Como conseqüência, os demais conselheiros tutelares deverão ter seus mandatos considerados EXTINTOS e o Conselho Municipal de Direitos da Criança e do Adolescente local terá de deflagrar, de imediato, NOVO PROCESSO DE ESCOLHA para o preenchimento da TOTALIDADE das 05 (CINCO) VAGAS regulamentares.
Enquanto não for dada posse ao novo Conselho Tutelar, as atribuições a ele inerentes serão exercidas pelo Juiz da Infância e Juventude da Comarca, aplicando-se analogicamente o disposto no art.262 da Lei nº 8.069/90.
O entendimento supra decorre da constatação de que a Lei Federal pressupõe que o Conselho Tutelar funcione como um todo, Órgão colegiado que é, não sendo possível "fracioná-lo" entre seus diversos componentes.
O próprio mandato a que se refere o citado art.132 da Lei nº 8.069/90 não pertence ao conselheiro isoladamente considerado, mas sim ao colegiado, aí compreendidos os suplentes legalmente habilitados no mesmo pleito. Daí porque o suplente, seja quando for convocado a assumir a função, ainda que em caráter definitivo face a renúncia, morte ou desligamento do titular, terá seu mandato encerrado juntamente com todos os conselheiros que, desde o primeiro dia, a vêm exercendo regularmente, mesmo se aquele, ao final, venha a apresentar um período de efetivo exercício da função inferior aos 03 (três) anos regulamentares.

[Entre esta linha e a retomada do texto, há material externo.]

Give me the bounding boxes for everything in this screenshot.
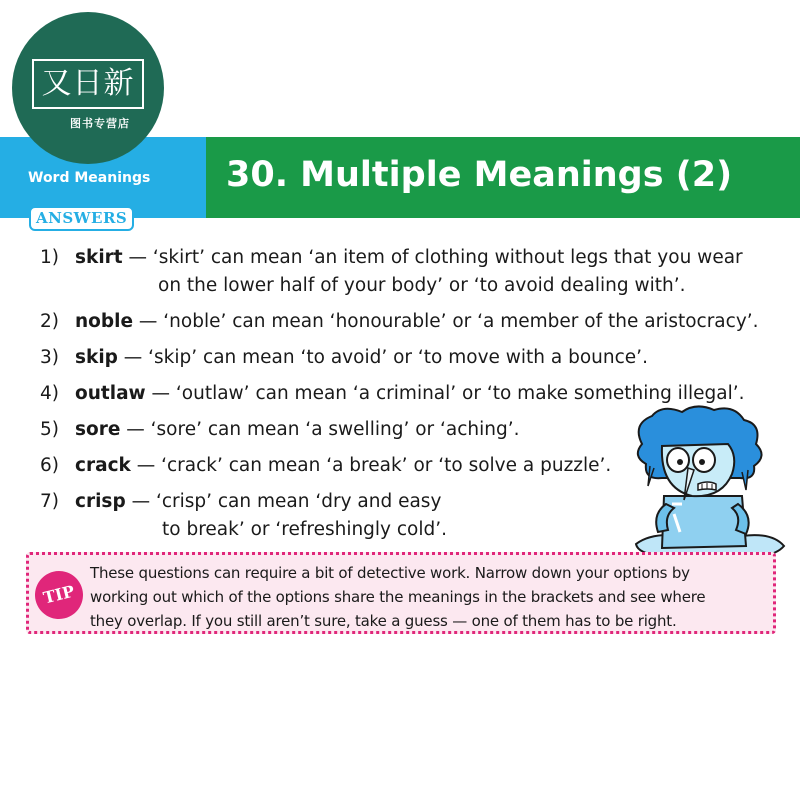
answer-number: 7): [40, 491, 59, 512]
answer-explanation: — ‘skirt’ can mean ‘an item of clothing without legs that you wear: [122, 247, 743, 268]
answer-explanation: — ‘crack’ can mean ‘a break’ or ‘to solve a puzzle’.: [130, 455, 612, 476]
answer-explanation: — ‘skip’ can mean ‘to avoid’ or ‘to move with a bounce’.: [117, 347, 648, 368]
answer-text: [75, 488, 441, 516]
answer-explanation: — ‘sore’ can mean ‘a swelling’ or ‘aching’.: [120, 419, 520, 440]
answer-number: 1): [40, 247, 59, 268]
answer-number: 3): [40, 347, 59, 368]
answers-badge: ANSWERS: [29, 206, 134, 231]
answer-item: [40, 244, 780, 300]
answer-word: skip: [75, 347, 118, 368]
answer-text: [75, 308, 759, 336]
frozen-character-illustration: [622, 404, 790, 564]
tip-line: working out which of the options share the meanings in the brackets and see where: [90, 588, 706, 606]
answer-item: [40, 344, 780, 372]
answer-text: [75, 344, 648, 372]
answer-explanation-cont: on the lower half of your body’ or ‘to avoid dealing with’.: [158, 275, 686, 296]
answer-number: 5): [40, 419, 59, 440]
page-title: 30. Multiple Meanings (2): [226, 155, 733, 195]
tip-text: [90, 561, 762, 633]
answer-word: skirt: [75, 247, 123, 268]
answer-explanation-cont: to break’ or ‘refreshingly cold’.: [162, 519, 448, 540]
answer-text: [75, 416, 520, 444]
answer-item: [40, 308, 780, 336]
answer-explanation: — ‘crisp’ can mean ‘dry and easy: [125, 491, 442, 512]
section-label: Word Meanings: [28, 170, 151, 186]
answer-word: noble: [75, 311, 134, 332]
tip-line: These questions can require a bit of detective work. Narrow down your options by: [90, 564, 690, 582]
answer-word: outlaw: [75, 383, 146, 404]
logo-name: 又日新: [32, 59, 144, 109]
tip-badge: TIP: [30, 566, 88, 624]
store-logo: [12, 12, 164, 164]
answer-explanation: — ‘noble’ can mean ‘honourable’ or ‘a member of the aristocracy’.: [133, 311, 759, 332]
answer-word: sore: [75, 419, 121, 440]
tip-line: they overlap. If you still aren’t sure, take a guess — one of them has to be right.: [90, 612, 677, 630]
answer-number: 6): [40, 455, 59, 476]
answer-word: crisp: [75, 491, 126, 512]
answer-text: [75, 244, 743, 272]
answer-explanation: — ‘outlaw’ can mean ‘a criminal’ or ‘to make something illegal’.: [145, 383, 745, 404]
logo-subtitle: 图书专营店: [70, 117, 130, 130]
answer-number: 4): [40, 383, 59, 404]
tip-box: [26, 552, 776, 634]
title-panel: [206, 137, 800, 218]
answer-word: crack: [75, 455, 131, 476]
answer-number: 2): [40, 311, 59, 332]
answer-text: [75, 452, 611, 480]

Se aceitarmos a possibilidade de o Conselho Tutelar, nas condições acima referidas, funcionar, ainda que provisoriamente, com 04 (quatro) integrantes, teremos de pelos mesmos fundamentos também aceitar que poderá o Órgão funcionar com 03 (três), 02 (dois) e até mesmo 01 (um) único membro dentre os originalmente escolhidos para aquele mesmo mandato.

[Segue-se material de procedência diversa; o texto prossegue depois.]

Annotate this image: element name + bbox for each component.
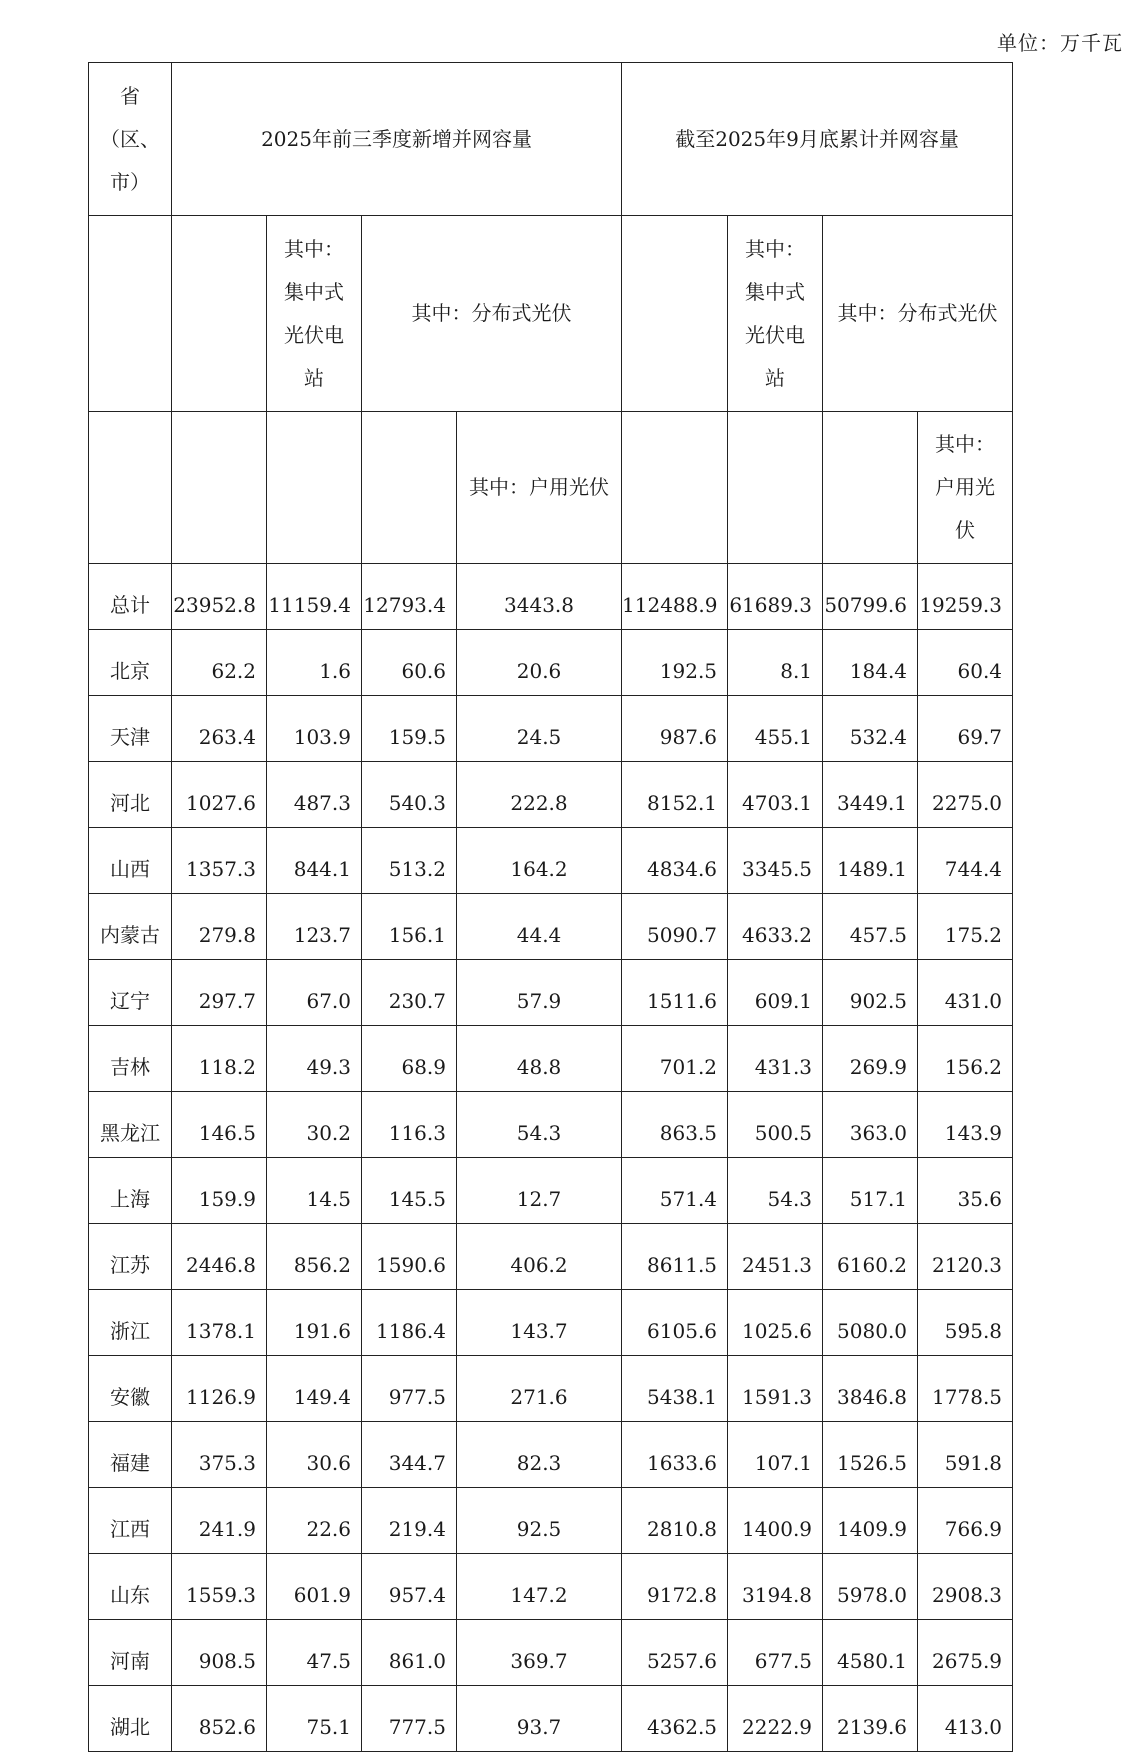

Diante de tal situação, que infelizmente não é de rara ocorrência, cumpre perguntar: como pode um Órgão composto por 01 (um) ou 02 (dois) integrantes ser considerado um "Conselho" e/ou "colegiado"? Como poderá deliberar validamente? E no caso de funcionar com apenas 02 (dois) membros, se houver empate na votação acerca da solução a ser adotada, como será o impasse resolvido?
Como vimos, a Lei Federal foi categórica ao fixar em 05 (cinco) o número de membros do Conselho Tutelar, que juntamente com seus respectivos suplentes são escolhidos para o exercício de um mandato único, devendo funcionar como órgão colegiado, que salvo em situações excepcionalíssimas e plenamente justificadas pelas circunstâncias, não pode prescindir da presença de um único integrante sequer, quer no atendimento diário ao público, quer nas seções deliberativas periódicas, onde são tomadas, por maioria de votos, suas decisões.
Inexiste qualquer ressalva ou mesmo possibilidade de interpretação da Legislação Federal que permita o funcionamento do Conselho Tutelar com um número de componentes inferior ao legal, pois isto lhe desvirtuaria a essência e permitiria a criação de situações absurdas como as acima mencionadas, o que por certo jamais foi a intenção do legislador.
É até natural que se defenda a "sobrevivência" do Conselho Tutelar quando seu número de integrantes se tornar inferior a 05 (cinco) e não houver suplentes a convocar, pois afinal a "permanência" do Órgão é uma de suas características expressamente previstas no art.131 da Lei nº 8.069/90, e a interrupção do funcionamento de um dos principais componentes do Sistema de Garantias idealizado pelo legislador para a Proteção Integral de crianças e adolescente é sempre traumática e indesejável.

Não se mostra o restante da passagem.